Untersuchgungen bei einer Straftat der Polizei in Berlin zeigte
das diese extremen Videos auch auf nehazu jedem Smartphone
von Kindern/Jugendlichen in Berlin gefunden wurde. Fakt !
Diese Presse Meldungen wurden aus „Jugendschutzgründen“ in Berlin
aus dem Internet zu Teil und Möglichkeit genommen.
Ich war total entsetzt.
War mal ein Skandal, den sogar der Kinderschutzbund für „Ausnahmefälle“ hielt.
das ist doch auch nur vorgeschoben. Ziel ist die verpflichtende ID für alle Untertanen der kommenden Globalisten-Diktatur.
Für alle die der Sprache aus Euphemististan mächtig sind.
Das Ziel 16.9: Die Vereinten Nationen haben im Rahmen der Sustainable Development Goals (SDGs) das Ziel definiert, dass bis 2030 jeder Mensch Zugang zu einer rechtlichen Identität (einschließlich Geburtsregistrierung) erhält. Millionen Menschen weltweit fehlt bisher ein solcher Nachweis.Die europäische Umsetzung: In Europa setzen die Mitgliedsstaaten diese Bestrebungen unter anderem durch die Verordnung über die europäische digitale Identität (EUDI) um. Bis Ende 2026 sind die Länder verpflichtet, eine entsprechende digitale Brieftasche (eID Wallet) zur Verfügung zu stellen. Regionale Systeme: In Deutschland ist die BundID Teil dieser Entwicklung. Auch in der Schweiz ist die elektronische Identität (E-ID) in Arbeit.
Hahaha.
Umzingelt von der Realität.
Ja, so ist das wirkliche Leben nun mal, da können auch höhere Strafandrohungen nix ausrichten.
Ist doch logisch, dass die westlichen Politbanditen damit Regimekritiker jagen und terrorisieren wollen.
Das wird ja ohnehin immer bescheuerter. Wieso sollen denn überhaupt die Anbieter zahlen???
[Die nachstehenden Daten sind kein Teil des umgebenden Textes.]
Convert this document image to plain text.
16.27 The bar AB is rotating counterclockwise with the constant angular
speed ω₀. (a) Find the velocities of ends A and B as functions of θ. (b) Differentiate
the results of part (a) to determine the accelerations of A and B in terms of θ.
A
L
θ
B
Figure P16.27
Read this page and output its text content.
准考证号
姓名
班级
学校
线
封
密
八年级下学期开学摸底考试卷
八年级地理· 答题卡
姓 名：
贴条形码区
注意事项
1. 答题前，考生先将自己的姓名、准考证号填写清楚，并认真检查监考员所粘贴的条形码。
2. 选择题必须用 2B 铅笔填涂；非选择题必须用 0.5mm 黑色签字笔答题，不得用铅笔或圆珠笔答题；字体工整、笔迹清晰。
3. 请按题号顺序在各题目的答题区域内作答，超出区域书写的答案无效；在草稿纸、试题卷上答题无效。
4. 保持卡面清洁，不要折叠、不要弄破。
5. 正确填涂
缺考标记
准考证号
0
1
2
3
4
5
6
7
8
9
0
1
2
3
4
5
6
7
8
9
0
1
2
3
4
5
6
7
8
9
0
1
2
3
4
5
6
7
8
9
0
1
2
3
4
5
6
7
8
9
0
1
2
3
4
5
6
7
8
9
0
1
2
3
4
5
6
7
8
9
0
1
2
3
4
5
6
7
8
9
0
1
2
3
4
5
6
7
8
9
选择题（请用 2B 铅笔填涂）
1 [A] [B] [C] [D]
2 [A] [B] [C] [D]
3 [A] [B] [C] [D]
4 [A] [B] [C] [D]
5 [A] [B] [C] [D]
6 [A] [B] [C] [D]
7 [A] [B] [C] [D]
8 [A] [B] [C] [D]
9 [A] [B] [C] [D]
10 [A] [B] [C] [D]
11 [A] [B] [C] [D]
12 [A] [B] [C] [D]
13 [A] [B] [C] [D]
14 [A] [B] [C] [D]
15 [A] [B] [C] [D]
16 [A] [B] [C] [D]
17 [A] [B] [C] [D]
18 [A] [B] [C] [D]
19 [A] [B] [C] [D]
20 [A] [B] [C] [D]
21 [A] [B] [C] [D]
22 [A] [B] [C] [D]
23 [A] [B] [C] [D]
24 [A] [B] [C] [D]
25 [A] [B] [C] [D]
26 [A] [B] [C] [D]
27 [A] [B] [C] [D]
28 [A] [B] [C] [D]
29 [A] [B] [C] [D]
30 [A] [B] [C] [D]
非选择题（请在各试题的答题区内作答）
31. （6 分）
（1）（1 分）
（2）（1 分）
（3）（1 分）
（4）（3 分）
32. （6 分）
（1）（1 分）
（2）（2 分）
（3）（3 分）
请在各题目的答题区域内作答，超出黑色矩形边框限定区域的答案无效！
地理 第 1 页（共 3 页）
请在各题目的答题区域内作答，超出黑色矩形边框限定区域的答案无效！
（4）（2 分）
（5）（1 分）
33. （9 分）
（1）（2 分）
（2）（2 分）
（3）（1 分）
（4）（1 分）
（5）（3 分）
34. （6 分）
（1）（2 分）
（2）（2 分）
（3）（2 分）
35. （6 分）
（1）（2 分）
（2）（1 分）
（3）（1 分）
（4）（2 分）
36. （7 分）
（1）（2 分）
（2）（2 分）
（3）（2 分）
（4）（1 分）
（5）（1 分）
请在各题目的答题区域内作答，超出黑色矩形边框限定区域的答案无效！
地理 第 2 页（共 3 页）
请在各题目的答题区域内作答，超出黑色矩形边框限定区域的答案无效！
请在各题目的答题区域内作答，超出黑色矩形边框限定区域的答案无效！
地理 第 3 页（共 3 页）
Autofahren darf man erst ab 18 Jahren mit Fahrerlaubnis. Sollte es einer jüngeren Person, oder ohne Fahrerlaubnis ermöglicht werden, zahlt der Kfz.-Hersteller???
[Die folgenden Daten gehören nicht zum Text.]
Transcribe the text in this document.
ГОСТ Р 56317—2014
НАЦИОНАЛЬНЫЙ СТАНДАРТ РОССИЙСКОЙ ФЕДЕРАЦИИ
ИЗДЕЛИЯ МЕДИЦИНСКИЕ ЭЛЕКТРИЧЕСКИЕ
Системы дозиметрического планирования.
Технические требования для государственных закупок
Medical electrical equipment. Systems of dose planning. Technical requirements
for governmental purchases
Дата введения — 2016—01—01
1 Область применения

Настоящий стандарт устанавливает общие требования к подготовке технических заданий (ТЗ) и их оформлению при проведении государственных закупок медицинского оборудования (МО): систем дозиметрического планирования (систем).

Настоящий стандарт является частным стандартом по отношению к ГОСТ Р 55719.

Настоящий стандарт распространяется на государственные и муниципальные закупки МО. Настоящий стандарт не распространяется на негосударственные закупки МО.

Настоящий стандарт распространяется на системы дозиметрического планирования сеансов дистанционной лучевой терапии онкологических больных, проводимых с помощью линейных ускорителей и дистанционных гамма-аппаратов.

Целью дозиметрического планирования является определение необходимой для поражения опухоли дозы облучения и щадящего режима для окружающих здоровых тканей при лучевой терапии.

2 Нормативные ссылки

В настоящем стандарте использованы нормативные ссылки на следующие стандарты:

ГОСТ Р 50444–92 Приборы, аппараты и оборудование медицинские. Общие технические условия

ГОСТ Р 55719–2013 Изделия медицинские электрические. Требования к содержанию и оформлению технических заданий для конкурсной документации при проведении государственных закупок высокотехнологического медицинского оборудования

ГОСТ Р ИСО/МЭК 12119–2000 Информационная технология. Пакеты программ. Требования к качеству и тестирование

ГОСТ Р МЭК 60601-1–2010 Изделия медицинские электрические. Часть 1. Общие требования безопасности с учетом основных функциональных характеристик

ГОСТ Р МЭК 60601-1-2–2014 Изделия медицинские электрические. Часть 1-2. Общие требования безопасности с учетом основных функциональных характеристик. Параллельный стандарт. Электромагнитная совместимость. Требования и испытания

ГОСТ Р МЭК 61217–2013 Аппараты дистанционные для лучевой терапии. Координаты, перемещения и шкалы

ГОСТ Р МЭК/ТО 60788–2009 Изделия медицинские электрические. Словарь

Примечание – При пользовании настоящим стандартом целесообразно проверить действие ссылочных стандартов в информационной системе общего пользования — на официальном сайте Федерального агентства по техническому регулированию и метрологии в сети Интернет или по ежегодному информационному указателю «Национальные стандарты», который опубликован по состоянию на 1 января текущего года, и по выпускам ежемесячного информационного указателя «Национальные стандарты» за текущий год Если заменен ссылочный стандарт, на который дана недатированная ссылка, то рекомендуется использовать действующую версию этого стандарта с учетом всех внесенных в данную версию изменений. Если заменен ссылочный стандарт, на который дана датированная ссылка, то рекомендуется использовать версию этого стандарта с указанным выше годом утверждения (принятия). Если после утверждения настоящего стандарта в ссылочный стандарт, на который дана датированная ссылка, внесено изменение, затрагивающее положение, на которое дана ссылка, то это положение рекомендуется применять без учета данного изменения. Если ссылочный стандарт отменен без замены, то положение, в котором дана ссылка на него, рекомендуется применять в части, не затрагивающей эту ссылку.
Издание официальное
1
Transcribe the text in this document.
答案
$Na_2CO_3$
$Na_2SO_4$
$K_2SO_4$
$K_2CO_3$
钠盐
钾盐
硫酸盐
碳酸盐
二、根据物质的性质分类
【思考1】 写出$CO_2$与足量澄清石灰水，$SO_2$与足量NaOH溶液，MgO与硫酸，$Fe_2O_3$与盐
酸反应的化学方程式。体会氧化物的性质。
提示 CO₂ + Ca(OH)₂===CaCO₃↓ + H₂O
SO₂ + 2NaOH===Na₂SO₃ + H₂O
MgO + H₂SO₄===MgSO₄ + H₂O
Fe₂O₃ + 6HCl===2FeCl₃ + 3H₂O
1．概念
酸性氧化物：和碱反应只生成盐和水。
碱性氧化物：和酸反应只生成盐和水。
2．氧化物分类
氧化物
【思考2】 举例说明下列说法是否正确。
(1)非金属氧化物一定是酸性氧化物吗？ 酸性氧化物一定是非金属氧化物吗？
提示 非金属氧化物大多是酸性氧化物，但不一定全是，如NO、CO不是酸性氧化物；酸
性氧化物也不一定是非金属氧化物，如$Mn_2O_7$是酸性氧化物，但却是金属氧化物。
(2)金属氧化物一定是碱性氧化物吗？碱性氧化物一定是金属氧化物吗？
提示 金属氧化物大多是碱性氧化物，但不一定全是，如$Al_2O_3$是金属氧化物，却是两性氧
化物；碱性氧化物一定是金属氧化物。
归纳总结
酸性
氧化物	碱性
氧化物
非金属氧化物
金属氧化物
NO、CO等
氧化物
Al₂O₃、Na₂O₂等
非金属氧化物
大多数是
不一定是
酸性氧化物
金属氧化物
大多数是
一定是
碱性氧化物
Ina Hohle-Nuss (schon vergeben) danke für das griffige Argument.
Dealer und Alkoholproduzenten müßten das für die Konsum Folgen haften.
Das wäre ja mal was.
Der Staat macht hohe Gewinne aus diesen Bereichen. Fakt !
Es geht nur um die Klarnamenpflicht
Aha, der australische Fascho-Totalitarismus funktioniert nicht wie gewollt. Trotz der Generalprobe mit dem Schnupfenvirus. Gut so!. Alles, was heute Politik sein soll, ist ein großangelegter Versuch, Leute zu belügen und zu betrügen, sie zu täuschen, um sie entweder ausnehmen oder kontrollieren oder zu Dingen manipulieren zu können, die sie von sich aus nicht getan hätten, zuweilen einfach aus Freude daran, dass man eine Position ergaunert hat, die es erlaubt, Mitbürger zu drangsalieren, eine Freude, aus der sich diese Leute offenkundig „Status“ ableiten – abgesehen davon eine Freude, die auf Bösartigkeit basiert.